Goblins and witches at the door
It's important to remember that even the most socialized animal can be very upset by strangers banging on the door, wearing strange costumes and behaving in a loud manner. Such unfamiliar happenings may trigger a response that is totally different from their normal behavior and provoke fear-based actions that are totally out of character. By keeping this in mind, it is possible by taking a few precautions to avoid incidents that may put both trick-or-treaters and our animals in harms way.

The best solution is to confine your animal friend in a quiet room away from unsettling noise and confusion.
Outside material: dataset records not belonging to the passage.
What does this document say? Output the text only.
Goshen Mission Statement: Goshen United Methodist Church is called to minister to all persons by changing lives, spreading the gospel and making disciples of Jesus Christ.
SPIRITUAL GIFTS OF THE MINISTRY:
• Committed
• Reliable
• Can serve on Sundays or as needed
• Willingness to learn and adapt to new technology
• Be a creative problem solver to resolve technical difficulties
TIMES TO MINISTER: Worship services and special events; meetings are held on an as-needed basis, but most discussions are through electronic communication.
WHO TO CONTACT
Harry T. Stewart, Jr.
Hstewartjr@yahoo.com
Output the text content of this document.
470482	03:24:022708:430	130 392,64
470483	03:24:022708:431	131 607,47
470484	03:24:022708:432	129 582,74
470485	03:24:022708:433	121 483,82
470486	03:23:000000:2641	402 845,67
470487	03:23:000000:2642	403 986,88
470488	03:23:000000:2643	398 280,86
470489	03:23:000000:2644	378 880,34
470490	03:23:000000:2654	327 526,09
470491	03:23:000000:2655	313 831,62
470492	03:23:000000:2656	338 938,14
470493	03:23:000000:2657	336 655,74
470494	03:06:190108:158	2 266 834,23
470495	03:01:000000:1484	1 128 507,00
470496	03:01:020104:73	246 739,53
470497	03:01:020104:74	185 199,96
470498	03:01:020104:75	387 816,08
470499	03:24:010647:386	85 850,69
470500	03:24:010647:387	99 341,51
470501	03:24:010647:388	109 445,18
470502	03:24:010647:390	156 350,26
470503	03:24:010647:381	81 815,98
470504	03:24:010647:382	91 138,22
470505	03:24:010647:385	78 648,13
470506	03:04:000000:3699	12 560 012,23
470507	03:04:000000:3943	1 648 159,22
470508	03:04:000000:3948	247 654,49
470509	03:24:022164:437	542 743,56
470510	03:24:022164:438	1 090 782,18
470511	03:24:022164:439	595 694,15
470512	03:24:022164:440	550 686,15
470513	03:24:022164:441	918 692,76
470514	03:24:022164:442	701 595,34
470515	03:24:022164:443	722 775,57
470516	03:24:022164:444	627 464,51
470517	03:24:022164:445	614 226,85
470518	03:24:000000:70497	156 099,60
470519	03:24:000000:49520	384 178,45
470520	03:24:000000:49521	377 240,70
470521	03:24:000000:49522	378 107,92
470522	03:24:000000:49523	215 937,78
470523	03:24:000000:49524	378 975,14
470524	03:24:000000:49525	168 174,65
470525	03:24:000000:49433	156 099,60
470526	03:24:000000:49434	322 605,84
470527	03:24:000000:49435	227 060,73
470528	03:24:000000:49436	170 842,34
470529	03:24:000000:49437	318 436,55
If you are planning a holiday party in your home, monitoring the interaction of guests and "pets" is going to be difficult. Consider making overnight boarding arrangements with a qualified boarding kennel or with your veterinarian. A dog or cat escaping through the front door during treat collecting or from other related celebrations can dart into traffic and suffer injury or death. Some escape in terror and are never seen again.

The Dark Side
Don't leave your pet out in the yard on Halloween. There are plenty of stories of cruel pranksters who have teased, injured, stolen, and even killed pets on this night. There are bad people out there who think unprotected animals are fair game.

It's not a sinister fantasy that on All Hallows Eve black animals are especially at risk from individuals who practice ritual animal sacrifice. Be very aware of this and protect your animals from theft for a week before Halloween as well as on Halloween night. It's always a dangerous practice to allow your cat or dog to roam freely and it is especially so during this period. The danger to black (and solid white) pets is not just a scary story, this is more of a problem than you might imagine. Many animal shelters and rescues will not adopt out animals of this coloration until after the holiday for fear of criminal abuse.

If the Worst Happens
Even while following all safety precautions, the worst may still happen. Make sure your dog or cat is wearing proper identification. If for any reason they escape and become lost, you increase the probability that they will be returned to you. Contact your local animal shelter as soon as possible and ask for advice in finding your lost family member. Ohlone Humane Society can also help. Don't wait hoping they will "show up," it could cost them their lives.